‘Brothers in Blue’ benefit ride to help stricken constable
The doctors called it “the widow maker.”
It earned this name because of very low percentage of survival; a specific kind of heart attack where 100 percent of William F. Lewis’s main artery was clogged.
On May 13, he stopped mowing grass at his Carmichaels home when he first started to feel the pain. According to his niece, Morgan Phillips, she believes he recognized what was happening from the beginning.
With his professions as a state constable, a deputy and a part-time coroner, he knew he was having a heart attack and needed to call for an ambulance right away.
Lewis, 55, was taken by ambulance to Washington Hospital with a caravan of his large family following. But before medics could get him inside an operating room, he flat lined.
“They brought him back,” Phillips said as she remembers the chaotic day with great detail. “Not only did they shock him once to bring him back to life, they shocked him 11 times just to get his heart back to rhythm and not to lose him.”
A long surgery followed and after three stents were placed in his heart and the artery was unclogged, the doctors came out to the full waiting room and told the family he would make it.
“It was just unreal,” Phillips said. “Still, to this day, none of us really want to believe it.”
She paused as she remembered seeing a man who was active, out every day working in the community and woke up to calls at 3 a.m. when a coroner was needed, almost taken away from her.
But after a while, the new reality hits. It hit hardest when the family received medical bills with numbers like $98,000 displayed, and that was only one bill.
With constables labeled as self-employed, and part-time coroners not receiving any benefits, Lewis has no health insurance to help pay for these costly medical bills. He also cannot work because his body is still healing from the surgery and the medication.
Phillips described the series of unfortunate events for her uncle with the saying, “when it rains, it pours.”
The bills kept on coming, his body had bad reactions to certain kinds of medicines he was taking after the surgery, recent tests show possible nerve or muscle damage in his shoulders and his bank account was hacked.
“A little bit of everything is going on,” Phillips said.
Word got around about the struggles the family faced. Even before Lewis was out of the hospital, a couple of his close friends and family came up with an idea to do something for him.

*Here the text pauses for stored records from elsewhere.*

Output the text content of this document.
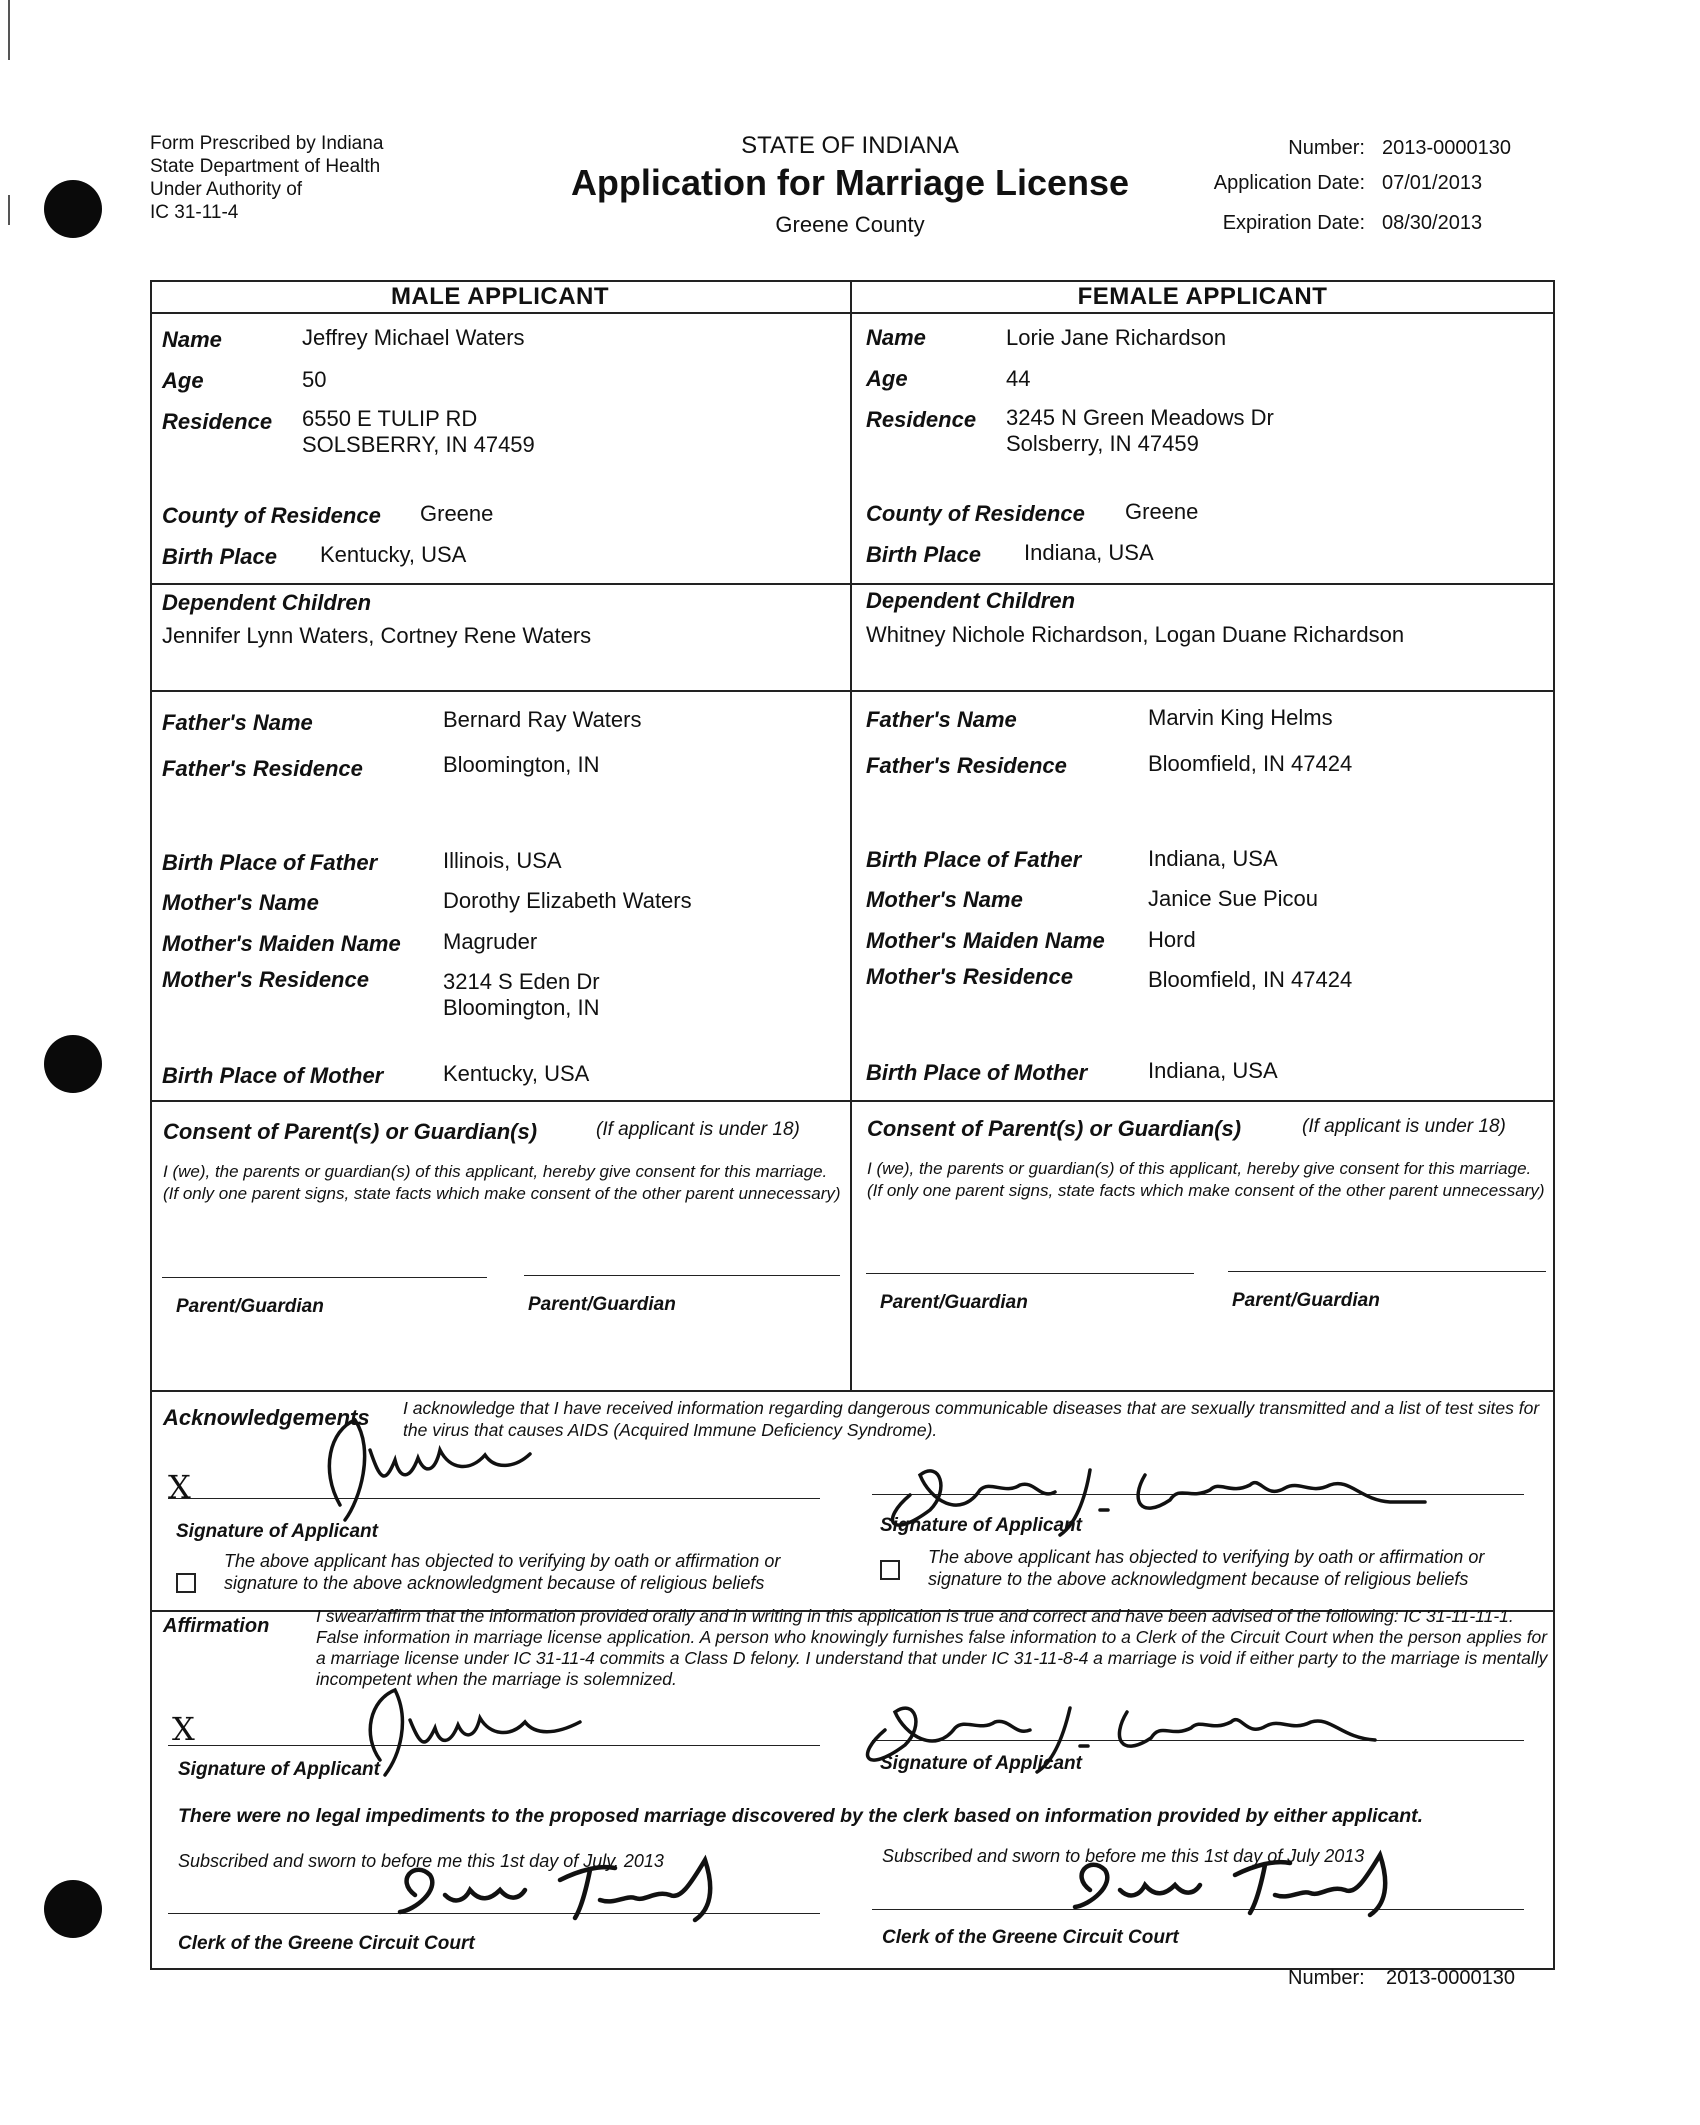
Form Prescribed by Indiana
State Department of Health
Under Authority of
IC 31-11-4
STATE OF INDIANA
Application for Marriage License
Greene County
Number: 2013-0000130
Application Date: 07/01/2013
Expiration Date: 08/30/2013
MALE APPLICANT	FEMALE APPLICANT
Name	Jeffrey Michael Waters
Age	50
Residence 6550 E TULIP RD
SOLSBERRY, IN 47459
County of Residence Greene
Birth Place Kentucky, USA
Dependent Children
Jennifer Lynn Waters, Cortney Rene Waters
Father's Name	Bernard Ray Waters
Father's Residence	Bloomington, IN
Birth Place of Father	Illinois, USA
Mother's Name	Dorothy Elizabeth Waters
Mother's Maiden Name Magruder
Mother's Residence	3214 S Eden Dr
Bloomington, IN
Birth Place of Mother	Kentucky, USA
Name	Lorie Jane Richardson
Age	44
Residence 3245 N Green Meadows Dr
Solsberry, IN 47459
County of Residence Greene
Birth Place Indiana, USA
Dependent Children
Whitney Nichole Richardson, Logan Duane Richardson
Father's Name	Marvin King Helms
Father's Residence	Bloomfield, IN 47424
Birth Place of Father	Indiana, USA
Mother's Name	Janice Sue Picou
Mother's Maiden Name Hord
Mother's Residence	Bloomfield, IN 47424
Birth Place of Mother	Indiana, USA
Consent of Parent(s) or Guardian(s)	(If applicant is under 18)
I (we), the parents or guardian(s) of this applicant, hereby give consent for this marriage. (If only one parent signs, state facts which make consent of the other parent unnecessary)
Parent/Guardian	Parent/Guardian
Consent of Parent(s) or Guardian(s)	(If applicant is under 18)
I (we), the parents or guardian(s) of this applicant, hereby give consent for this marriage. (If only one parent signs, state facts which make consent of the other parent unnecessary)
Parent/Guardian	Parent/Guardian
Acknowledgements I acknowledge that I have received information regarding dangerous communicable diseases that are sexually transmitted and a list of test sites for the virus that causes AIDS (Acquired Immune Deficiency Syndrome).
X
Signature of Applicant
The above applicant has objected to verifying by oath or affirmation or signature to the above acknowledgment because of religious beliefs
Signature of Applicant
The above applicant has objected to verifying by oath or affirmation or signature to the above acknowledgment because of religious beliefs
Affirmation	I swear/affirm that the information provided orally and in writing in this application is true and correct and have been advised of the following: IC 31-11-11-1. False information in marriage license application. A person who knowingly furnishes false information to a Clerk of the Circuit Court when the person applies for a marriage license under IC 31-11-4 commits a Class D felony. I understand that under IC 31-11-8-4 a marriage is void if either party to the marriage is mentally incompetent when the marriage is solemnized.
X
Signature of Applicant	Signature of Applicant
There were no legal impediments to the proposed marriage discovered by the clerk based on information provided by either applicant.
Subscribed and sworn to before me this 1st day of July, 2013
Clerk of the Greene Circuit Court
Subscribed and sworn to before me this 1st day of July 2013
Clerk of the Greene Circuit Court
Number: 2013-0000130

With many of Lewis’s close friends and family being a part of law enforcement, they decided to hold a “Brothers in Blue” benefit ride to help pay for the medical bills.
“‘Brother in Blue’ means that everybody within law enforcement considers each other brothers,” Phillips said. “They have each other’s backs at any time, whether they know each other or not. It’s kind of just like a little brotherhood of all law enforcement.”

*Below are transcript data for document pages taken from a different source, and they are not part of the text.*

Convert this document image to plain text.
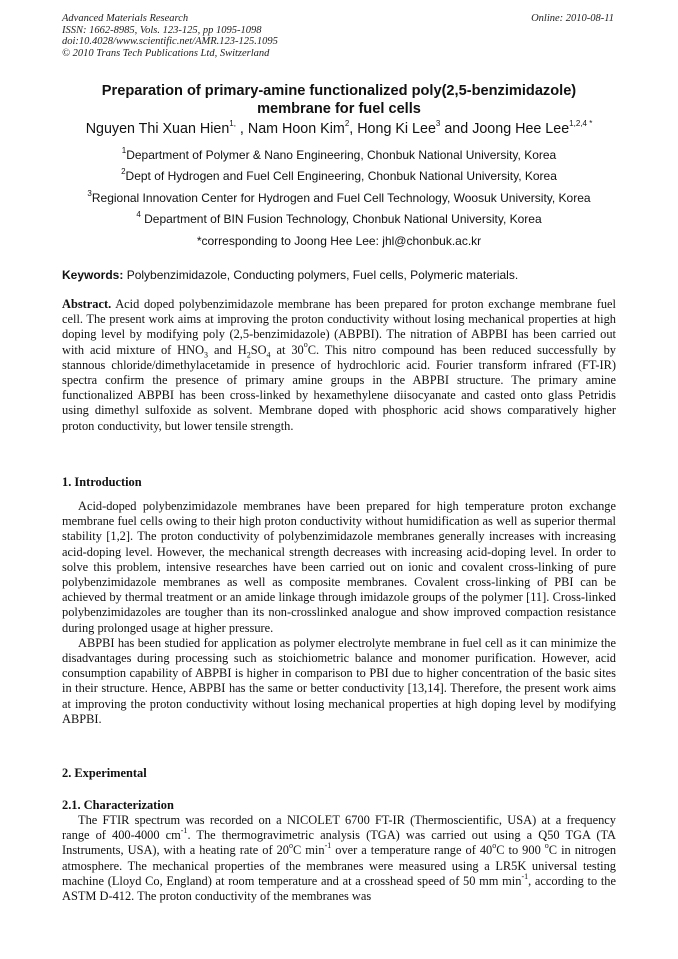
Advanced Materials Research
ISSN: 1662-8985, Vols. 123-125, pp 1095-1098
doi:10.4028/www.scientific.net/AMR.123-125.1095
© 2010 Trans Tech Publications Ltd, Switzerland
Online: 2010-08-11
Preparation of primary-amine functionalized poly(2,5-benzimidazole)
membrane for fuel cells
Nguyen Thi Xuan Hien$^{1,}$ , Nam Hoon Kim$^2$, Hong Ki Lee$^3$ and Joong Hee Lee$^{1,2,4 *}$
$^1$Department of Polymer & Nano Engineering, Chonbuk National University, Korea
$^2$Dept of Hydrogen and Fuel Cell Engineering, Chonbuk National University, Korea
$^3$Regional Innovation Center for Hydrogen and Fuel Cell Technology, Woosuk University, Korea
$^4$ Department of BIN Fusion Technology, Chonbuk National University, Korea
*corresponding to Joong Hee Lee: jhl@chonbuk.ac.kr
Keywords: Polybenzimidazole, Conducting polymers, Fuel cells, Polymeric materials.

Abstract. Acid doped polybenzimidazole membrane has been prepared for proton exchange membrane fuel cell. The present work aims at improving the proton conductivity without losing mechanical properties at high doping level by modifying poly (2,5-benzimidazole) (ABPBI). The nitration of ABPBI has been carried out with acid mixture of $HNO_3$ and $H_2SO_4$ at 30$^o$C. This nitro compound has been reduced successfully by stannous chloride/dimethylacetamide in presence of hydrochloric acid. Fourier transform infrared (FT-IR) spectra confirm the presence of primary amine groups in the ABPBI structure. The primary amine functionalized ABPBI has been cross-linked by hexamethylene diisocyanate and casted onto glass Petridis using dimethyl sulfoxide as solvent. Membrane doped with phosphoric acid shows comparatively higher proton conductivity, but lower tensile strength.

1. Introduction

Acid-doped polybenzimidazole membranes have been prepared for high temperature proton exchange membrane fuel cells owing to their high proton conductivity without humidification as well as superior thermal stability [1,2]. The proton conductivity of polybenzimidazole membranes generally increases with increasing acid-doping level. However, the mechanical strength decreases with increasing acid-doping level. In order to solve this problem, intensive researches have been carried out on ionic and covalent cross-linking of pure polybenzimidazole membranes as well as composite membranes. Covalent cross-linking of PBI can be achieved by thermal treatment or an amide linkage through imidazole groups of the polymer [11]. Cross-linked polybenzimidazoles are tougher than its non-crosslinked analogue and show improved compaction resistance during prolonged usage at higher pressure.

ABPBI has been studied for application as polymer electrolyte membrane in fuel cell as it can minimize the disadvantages during processing such as stoichiometric balance and monomer purification. However, acid consumption capability of ABPBI is higher in comparison to PBI due to higher concentration of the basic sites in their structure. Hence, ABPBI has the same or better conductivity [13,14]. Therefore, the present work aims at improving the proton conductivity without losing mechanical properties at high doping level by modifying ABPBI.

2. Experimental
2.1. Characterization

The FTIR spectrum was recorded on a NICOLET 6700 FT-IR (Thermoscientific, USA) at a frequency range of 400-4000 $cm^{-1}$. The thermogravimetric analysis (TGA) was carried out using a Q50 TGA (TA Instruments, USA), with a heating rate of 20$^o$C $\min^{-1}$ over a temperature range of 40$^o$C to 900 $^o$C in nitrogen atmosphere. The mechanical properties of the membranes were measured using a LR5K universal testing machine (Lloyd Co, England) at room temperature and at a crosshead speed of 50 mm $\min^{-1}$, according to the ASTM D-412. The proton conductivity of the membranes was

Even though the ride will have many motorcycles and members of local law enforcement participating, the benefit ride is open to anyone with any type of road-worthy vehicle.
The benefit ride will be held Saturday at Waynesburg Fairgrounds. Registration begins at 10 a.m. and the ride will start at noon.

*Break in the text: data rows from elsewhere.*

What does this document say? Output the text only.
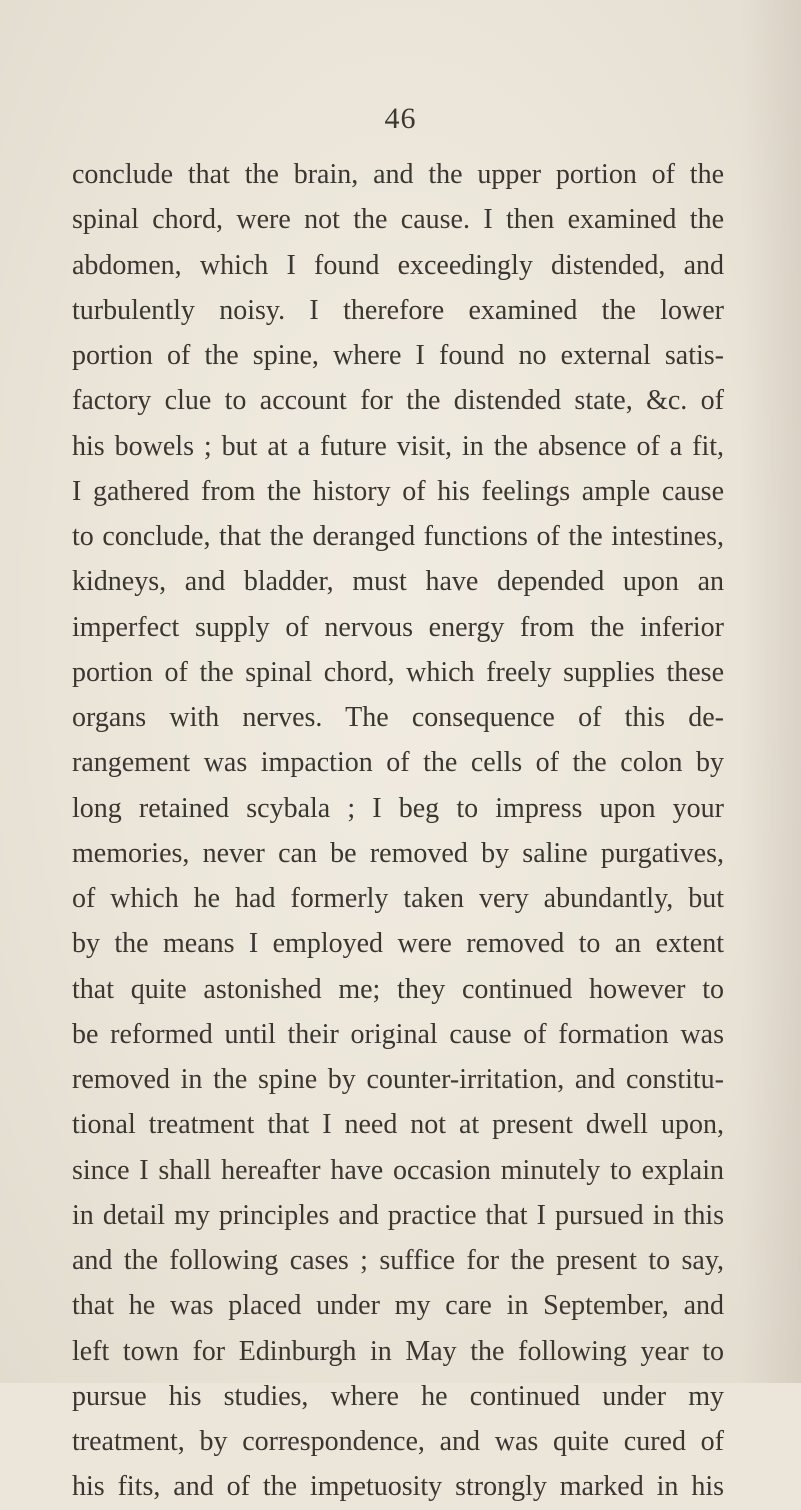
46
conclude that the brain, and the upper portion of the
spinal chord, were not the cause. I then examined the
abdomen, which I found exceedingly distended, and
turbulently noisy. I therefore examined the lower
portion of the spine, where I found no external satis-
factory clue to account for the distended state, &c. of
his bowels ; but at a future visit, in the absence of a fit,
I gathered from the history of his feelings ample cause
to conclude, that the deranged functions of the intestines,
kidneys, and bladder, must have depended upon an
imperfect supply of nervous energy from the inferior
portion of the spinal chord, which freely supplies these
organs with nerves. The consequence of this de-
rangement was impaction of the cells of the colon by
long retained scybala ; I beg to impress upon your
memories, never can be removed by saline purgatives,
of which he had formerly taken very abundantly, but
by the means I employed were removed to an extent
that quite astonished me; they continued however to
be reformed until their original cause of formation was
removed in the spine by counter-irritation, and constitu-
tional treatment that I need not at present dwell upon,
since I shall hereafter have occasion minutely to explain
in detail my principles and practice that I pursued in this
and the following cases ; suffice for the present to say,
that he was placed under my care in September, and
left town for Edinburgh in May the following year to
pursue his studies, where he continued under my
treatment, by correspondence, and was quite cured of
his fits, and of the impetuosity strongly marked in his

Phillips hopes this event shows her uncle how much he means to the community.
“Sometimes it seems like he is getting down,” Phillips said. “We hope to show him that people do love and care about him and support him and hopefully we get a good turnout.”
The two-hour ride will travel through the Greene County countryside with stops planned at local volunteer fire departments where water will be sold. Cumberland Township police also plan on leading the procession to keep the riders together and help direct traffic.
The ride will end at Nemacolin Fire Department, where a dinner will be served along with the band RagTag performing live and Chinese auctions.
The cost is $20 for riders, $10 for passengers and $15 for dinner only.
Lewis will be at the benefit ride and dinner to meet all the people who have come out to help him.
“Anyone we asked for help was more than willing to give us something,” Phillips said. “I hope he is going to be overwhelmed with the amount of people who come out to help him and I hope it helps him to keep pushing forward.”